Полицейский патруль, крутя чоколакой, едет пустой улицей…
Гаснут фонари.
На каменной кладке у дома средних лет женщина в домашнем халате и бигудях, это Циля, кормит дворовых кошек.
Ему кажется, что кошки едят куски жареной курицы или что-то другое, но тоже вкусное…
Чтобы охота была удачной, он постится, поэтому, проглотив голодную слюну, отводит прицел в сторону и вновь видит старика-рава, который входит в Бейт-Кнессет.
Рав открывает синагогу, входит в прохладную свежую тишину, чтобы всё приготовить к утренней молитве.
Скоро придут евреи. Они станут молиться, благодарить Творца за новый день на своей еврейской земле, просить благословения на достойную, мирную и счастливую жизнь вечного народа.
Золотой край солнца заливает город розовым светом.
Но ущелье между городом и Бейт-Джалой ещё туманится, проясняясь от ночных теней…
И вдруг всё разом просыпается: и ущёлье, и Бейт-Джала, а за ним и Бейт-Лехем, и в самом городе запричитали, завыли, запели громкие плачущие голоса! Множество рыдающих голосов: тенора и баритоны, хрипуны и басы! Это включились с бесчисленных минаретов мощные динамики, с голосами муэдзинов, созывающих правоверных к утреннему намазу…
Он послушно отрывается от винтовки, садится в направлении Каабы, закрывает глаза, совершая намаз, и шепчет, и шепчет, качаясь в поклонах:
«Астагфируллах, астагфируллаг, астагфируллаг, ал-азим, ал-карим, аллази ла илаха иллаху алхаййал каййюм ва атубу илайх. Аллахумма анта Рабби, ла илаха илла анта халактани ва ана абдука ва ана ала ахдика ва вадъика мастатаъту аъузу бика мин шарри ма санаъту абу улака биниъматика алаййа ва абууби занби фагфирли фа иннуху ла ягфируз зунуба илла ант …».
(«О милосердный Аллах, прости наши проступки, недостатки и грехи, которые мы совершали до этого дня. Сделай так, чтобы в будущем, мы жили, будучи твоими любимыми рабами, не совершая грехи и проступки…»).

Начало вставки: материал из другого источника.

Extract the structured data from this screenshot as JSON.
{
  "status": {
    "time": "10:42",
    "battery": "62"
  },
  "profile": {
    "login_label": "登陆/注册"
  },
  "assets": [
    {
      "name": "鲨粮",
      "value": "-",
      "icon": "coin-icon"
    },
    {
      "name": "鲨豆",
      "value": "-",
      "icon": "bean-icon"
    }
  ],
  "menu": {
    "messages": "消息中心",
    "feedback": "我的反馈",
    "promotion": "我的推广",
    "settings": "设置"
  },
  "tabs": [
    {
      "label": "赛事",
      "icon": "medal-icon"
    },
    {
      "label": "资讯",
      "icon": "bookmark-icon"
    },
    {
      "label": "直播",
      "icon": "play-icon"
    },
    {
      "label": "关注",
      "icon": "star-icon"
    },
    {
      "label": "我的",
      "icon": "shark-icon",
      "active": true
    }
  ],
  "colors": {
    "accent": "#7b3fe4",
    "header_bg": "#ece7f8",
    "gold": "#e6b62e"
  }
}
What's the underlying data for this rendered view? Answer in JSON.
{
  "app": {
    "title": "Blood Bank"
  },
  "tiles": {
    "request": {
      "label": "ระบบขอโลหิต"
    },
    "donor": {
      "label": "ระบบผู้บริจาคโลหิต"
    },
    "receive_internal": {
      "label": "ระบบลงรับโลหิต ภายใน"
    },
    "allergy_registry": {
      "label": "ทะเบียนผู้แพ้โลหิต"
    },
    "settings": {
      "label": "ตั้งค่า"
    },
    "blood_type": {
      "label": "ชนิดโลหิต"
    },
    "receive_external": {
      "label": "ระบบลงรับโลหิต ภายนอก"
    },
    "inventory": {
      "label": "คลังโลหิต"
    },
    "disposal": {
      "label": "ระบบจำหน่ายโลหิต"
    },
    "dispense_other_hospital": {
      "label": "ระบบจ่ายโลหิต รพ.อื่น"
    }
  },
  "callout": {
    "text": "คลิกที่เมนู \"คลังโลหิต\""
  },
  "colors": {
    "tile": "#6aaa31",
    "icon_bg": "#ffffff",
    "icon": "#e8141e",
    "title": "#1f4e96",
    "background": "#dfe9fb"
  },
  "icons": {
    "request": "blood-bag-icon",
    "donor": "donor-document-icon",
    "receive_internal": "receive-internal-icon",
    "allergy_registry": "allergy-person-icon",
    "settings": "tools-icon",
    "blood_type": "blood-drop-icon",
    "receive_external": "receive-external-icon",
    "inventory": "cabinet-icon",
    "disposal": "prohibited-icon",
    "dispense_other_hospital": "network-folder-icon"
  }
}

…Аллах акбар! – завершает громко в сторону Иерусалима, решительно ложится на куртку и входит через прицел туда, где живут они.
Там зажигаются окна.
В освещённых окнах он видит живых евреев.
Он видит их в прицел своей винтовки.
Ушедшая августовская ночь была душной, и большинство окон открыто.
И в каждом окне просыпается жизнь, еврейская жизнь, и течёт, неведомая, чужая и потому враждебная ему жизнь. Он не слышит, что говорят там люди, но видит их и, как бы, является очевидцем и участником их судеб…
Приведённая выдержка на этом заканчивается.